In the interview Falls said he wanted the entire play to be presented as if from Willy’s viewpoint. He succeeded in this. The convention of Miller’s script, in which Willy is distracted from his present circumstances by something that jogs his memory and precipitates him back into the past is alive and well in Falls’s production; indeed, he handles these retrospective sequences very clearly and imaginatively, using the fluidity of the revolving stage and scenic surround — notably, the great rectangular panels of scrim, formally yet carefully lighted from in front or behind — to make seamless transitions into Willy’s subjective past and then, at the end of the sequence, to make an abrupt, jarring return to the present.

Falls also has an eye for telling detail. In only one instance did I think he had overstepped: when Linda, holding Willy’s suit jacket for him to put on, follows him ten feet or more across the stage, still holding it open and ready — to the amusement of the audience; but it was an old comedy routine, extrinsic to the dramatic moment, and distracting.

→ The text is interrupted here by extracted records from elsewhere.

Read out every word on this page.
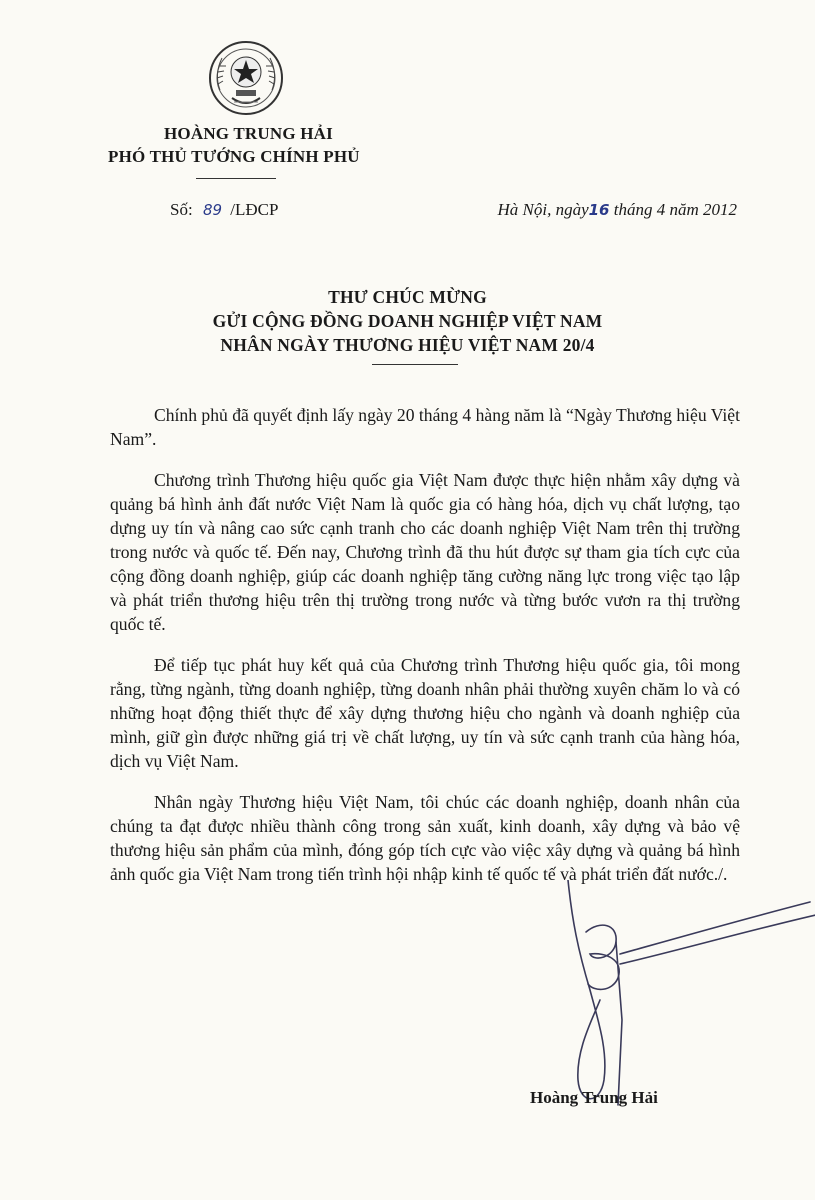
HOÀNG TRUNG HẢI
PHÓ THỦ TƯỚNG CHÍNH PHỦ
Số: 89 /LĐCP	Hà Nội, ngày16 tháng 4 năm 2012
THƯ CHÚC MỪNG
GỬI CỘNG ĐỒNG DOANH NGHIỆP VIỆT NAM
NHÂN NGÀY THƯƠNG HIỆU VIỆT NAM 20/4

Chính phủ đã quyết định lấy ngày 20 tháng 4 hàng năm là “Ngày Thương hiệu Việt Nam”.

Chương trình Thương hiệu quốc gia Việt Nam được thực hiện nhằm xây dựng và quảng bá hình ảnh đất nước Việt Nam là quốc gia có hàng hóa, dịch vụ chất lượng, tạo dựng uy tín và nâng cao sức cạnh tranh cho các doanh nghiệp Việt Nam trên thị trường trong nước và quốc tế. Đến nay, Chương trình đã thu hút được sự tham gia tích cực của cộng đồng doanh nghiệp, giúp các doanh nghiệp tăng cường năng lực trong việc tạo lập và phát triển thương hiệu trên thị trường trong nước và từng bước vươn ra thị trường quốc tế.

Để tiếp tục phát huy kết quả của Chương trình Thương hiệu quốc gia, tôi mong rằng, từng ngành, từng doanh nghiệp, từng doanh nhân phải thường xuyên chăm lo và có những hoạt động thiết thực để xây dựng thương hiệu cho ngành và doanh nghiệp của mình, giữ gìn được những giá trị về chất lượng, uy tín và sức cạnh tranh của hàng hóa, dịch vụ Việt Nam.

Nhân ngày Thương hiệu Việt Nam, tôi chúc các doanh nghiệp, doanh nhân của chúng ta đạt được nhiều thành công trong sản xuất, kinh doanh, xây dựng và bảo vệ thương hiệu sản phẩm của mình, đóng góp tích cực vào việc xây dựng và quảng bá hình ảnh quốc gia Việt Nam trong tiến trình hội nhập kinh tế quốc tế và phát triển đất nước./.

Hoàng Trung Hải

Most other such touches were entirely in character and dramatically apt. Perhaps the most notable of these was Linda’s gesture, in the Requiem at the end: at first kneeling at Willy’s grave, and then falling prostrate over it, she moves her right hand in a circular motion, as if smoothing the earth newly heaped upon it — an eloquent, moving gesture, which is repeated a few moments later. The repetition was not too much; somehow it solidified Linda’s feeling of being at a loss to understand the reason for Willy’s suicide, unable to grieve, and yet by instinct smoothing the earth in a quieting, calming gesture. That gesture, and its repetition, become in fact the catalyst by which Linda finally breaks down and cries, sobs. We still hear the sounds after the lights go out and the stage, and the theatre, are held in a long moment of lightless solitude as we sense the magnitude and gravity of the loss.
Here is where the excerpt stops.